A reproduction of the red-chalk self-portrait (circa 1516) of Leonardo...

A reproduction of the red-chalk self-portrait (circa 1516) of Leonardo da Vinci. Credit: From the book Del Cenacolo di Leonardo da Vinci by Giuseppe Bossi

LEONARDO DA VINCI, by Walter Isaacson. Simon & Schuster, 674 pp., $35.

Leonardo da Vinci was “illegitimate, gay, vegetarian, left-handed, easily distracted, and at times heretical,” according to an exuberant, lushly illustrated new biography.

No more than 15 paintings exist now fully or mainly attributable to him. (A rediscovered painting, estimated at $100 million, will be auctioned at Christie’s in November.) He abandoned projects, bungled commissions and struggled to distinguish himself. At age 30, he found himself writing a letter to Milan listing the reasons he should be given a job.

Now, 535 years later, his “Mona Lisa” beams from the cover of The Atlantic magazine; he enjoys a lavish spread in The Wall Street Journal; and he eyes the reader from a tight, oil-painted detail of his golden-hued face on the cover of “Leonardo da Vinci.” The source of all these words is Walter Isaacson, who, like his subject, made friends in high places.

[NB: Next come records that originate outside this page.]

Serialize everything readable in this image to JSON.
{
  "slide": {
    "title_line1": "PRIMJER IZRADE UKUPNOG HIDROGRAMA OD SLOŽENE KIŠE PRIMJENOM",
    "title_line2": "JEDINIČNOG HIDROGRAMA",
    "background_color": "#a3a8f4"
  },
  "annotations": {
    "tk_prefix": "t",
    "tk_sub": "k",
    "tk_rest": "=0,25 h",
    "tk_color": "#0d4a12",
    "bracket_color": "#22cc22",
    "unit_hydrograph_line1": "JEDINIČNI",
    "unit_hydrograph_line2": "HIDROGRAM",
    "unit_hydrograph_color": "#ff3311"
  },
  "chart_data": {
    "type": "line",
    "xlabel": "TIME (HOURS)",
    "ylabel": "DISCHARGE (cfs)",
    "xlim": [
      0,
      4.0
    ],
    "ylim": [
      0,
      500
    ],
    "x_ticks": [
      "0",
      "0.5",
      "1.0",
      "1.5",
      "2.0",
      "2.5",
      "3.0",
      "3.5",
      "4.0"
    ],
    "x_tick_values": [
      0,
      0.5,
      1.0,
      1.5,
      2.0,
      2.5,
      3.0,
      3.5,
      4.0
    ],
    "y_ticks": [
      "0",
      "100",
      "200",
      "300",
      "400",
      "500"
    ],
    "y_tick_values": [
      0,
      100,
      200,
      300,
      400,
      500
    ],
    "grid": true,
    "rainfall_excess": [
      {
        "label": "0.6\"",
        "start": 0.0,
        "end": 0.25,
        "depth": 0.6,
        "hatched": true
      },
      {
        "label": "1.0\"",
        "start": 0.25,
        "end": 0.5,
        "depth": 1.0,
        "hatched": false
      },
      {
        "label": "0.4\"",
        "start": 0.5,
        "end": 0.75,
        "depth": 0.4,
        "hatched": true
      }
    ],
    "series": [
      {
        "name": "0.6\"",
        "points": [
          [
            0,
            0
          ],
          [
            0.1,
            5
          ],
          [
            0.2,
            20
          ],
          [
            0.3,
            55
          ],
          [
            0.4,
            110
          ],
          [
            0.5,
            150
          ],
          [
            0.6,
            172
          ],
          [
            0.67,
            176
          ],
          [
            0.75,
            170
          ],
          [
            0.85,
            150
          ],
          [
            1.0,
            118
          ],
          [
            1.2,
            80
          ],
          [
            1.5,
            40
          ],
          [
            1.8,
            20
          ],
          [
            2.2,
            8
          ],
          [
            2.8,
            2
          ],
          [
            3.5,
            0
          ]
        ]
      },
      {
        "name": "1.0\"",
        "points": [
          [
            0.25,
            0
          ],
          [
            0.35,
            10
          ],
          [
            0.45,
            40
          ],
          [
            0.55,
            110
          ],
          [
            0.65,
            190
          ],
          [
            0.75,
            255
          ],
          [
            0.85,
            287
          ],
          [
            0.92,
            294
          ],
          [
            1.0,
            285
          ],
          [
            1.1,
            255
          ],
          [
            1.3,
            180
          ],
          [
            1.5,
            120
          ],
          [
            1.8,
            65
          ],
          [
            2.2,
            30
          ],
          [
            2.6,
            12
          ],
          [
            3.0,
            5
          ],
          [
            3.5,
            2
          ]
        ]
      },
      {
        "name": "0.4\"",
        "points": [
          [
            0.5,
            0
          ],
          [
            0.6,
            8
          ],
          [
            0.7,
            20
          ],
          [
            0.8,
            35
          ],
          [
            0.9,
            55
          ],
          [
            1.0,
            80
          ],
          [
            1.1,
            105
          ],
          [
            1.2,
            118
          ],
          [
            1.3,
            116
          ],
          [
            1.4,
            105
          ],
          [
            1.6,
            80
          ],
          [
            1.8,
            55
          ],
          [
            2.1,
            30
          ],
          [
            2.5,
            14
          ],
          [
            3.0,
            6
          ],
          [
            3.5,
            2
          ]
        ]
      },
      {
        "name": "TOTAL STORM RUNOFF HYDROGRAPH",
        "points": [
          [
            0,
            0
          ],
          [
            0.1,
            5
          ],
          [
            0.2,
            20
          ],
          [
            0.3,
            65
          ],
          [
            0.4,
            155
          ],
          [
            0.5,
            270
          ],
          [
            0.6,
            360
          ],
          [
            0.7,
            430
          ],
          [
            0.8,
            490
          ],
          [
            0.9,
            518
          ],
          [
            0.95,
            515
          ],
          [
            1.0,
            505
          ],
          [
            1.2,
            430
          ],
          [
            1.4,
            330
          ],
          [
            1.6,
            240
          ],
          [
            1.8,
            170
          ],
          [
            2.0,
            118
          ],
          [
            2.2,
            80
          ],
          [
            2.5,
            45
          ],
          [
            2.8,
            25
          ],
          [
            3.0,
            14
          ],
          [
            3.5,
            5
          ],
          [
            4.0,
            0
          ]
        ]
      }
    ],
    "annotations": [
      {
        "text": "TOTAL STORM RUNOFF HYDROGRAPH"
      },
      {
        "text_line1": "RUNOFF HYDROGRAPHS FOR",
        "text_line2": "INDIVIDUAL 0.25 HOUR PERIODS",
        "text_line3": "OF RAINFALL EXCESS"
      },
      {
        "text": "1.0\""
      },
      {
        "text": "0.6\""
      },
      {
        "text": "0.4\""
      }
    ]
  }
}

Paramount Pictures won the film rights, acquired for seven figures as a star vehicle for Leonardo DiCaprio. The self-taught Italian who drew the “Vitruvian Man,” pioneered dentistry, made the first study on the origins of wall fissures, designed a glider and invented a new way to draw maps would have been captivated by both DiCaprio and motion pictures. Thanks to the verve and color in Isaacson’s supple biography, we can imagine it.

For five generations Leonardo’s ancestors were notaries, but his out-of-wedlock birth blocked that professional path. Still, he had what Isaacson calls “an instinct for keeping records,” and walked the streets with a notebook dangling from his belt. More than 7,200 pages have survived, about a quarter of what he actually wrote, a windfall nonetheless.

Isaacson wisely turns Leonardo’s notebooks into the spine of his biography, tracing a restless, protean mind. Paper was expensive, and the artist crammed the pages with “sketches of his devilish young boyfriend, birds, flying machines, theater props, eddies of water, blood valves, grotesque heads, angels, siphons, plant stems, sawed-apart skulls, tips for painters, notes on the eye and optics, weapons of war, fables, riddles, and studies for paintings.”

Isaacson, 65, a former Rhodes Scholar who ran CNN and Time Magazine, is president of the Aspen Institute. His books profile Albert Einstein, Benjamin Franklin, Henry Kissinger and Steve Jobs; this last work broke international sales records for biography. He clearly feels the pull of the “great man” approach to history.

The author notes that the quarter of Leonardo’s notebook pages to survive across five centuries is better than “the percentage of Steve Jobs’ emails and digital documents from the 1990s that he and I were able to retrieve.” Isaacson is not shy about inserting himself; weighing in on authentication disputes and littering his pages with the first-person singular. Isaacson — neither an art historian nor a Leonardo scholar — has both done his homework and seems fondly comfortable with his own powers of discernment.

Readers who submit to this combo will luxuriate in a richly illustrated ride through the artist’s life. “Leonardo’s hand was deft with both pen and scalpel,” and he improvised a way to dissect an eyeball by tucking the whole eye into an egg white, boiling them to a solid and cutting transversely so he could examine the mid-portion of a once gelatinous eye.

In dissecting the body of a 100-year-old man, Leonardo documented the gradual buildup of plaque-like grunge in the arteries of his withered body. Using his skills in analogy, Leonardo wrote, “The network of vessels behaves in man as in oranges, in which the peel becomes tougher and the pulp diminishes the older they become.” Cardiologist and medical historian Kenneth Keele called Leonardo’s analysis “the first description of arteriosclerosis as a function of time.”

A principal pleasure of “Leonardo da Vinci” is Isaacson’s gift for assembling a bracing dinner table of scholarly comment. This sampling arrives just often enough to let some welcome air into the embrace of biographer and his subject.

The writer is keen; his book’s second paragraph declares Leonardo responsible for “the two most famous paintings in history, ‘The Last Supper’ and the ‘Mona Lisa.’” That bold assertion would be more plausible if Isaacson had thought to qualify “in Western history.”

Perhaps such close reading is out of step with the sweep of Isaacson’s enthusiasms, which pair nicely in chronicling Leonardo’s own. On one to-do list, the artist directed himself to “describe the tongue of the woodpecker.” As a lovely coda, Isaacson does just that. It becomes a fascinating, bonbon-size tribute to the man who thought to ask.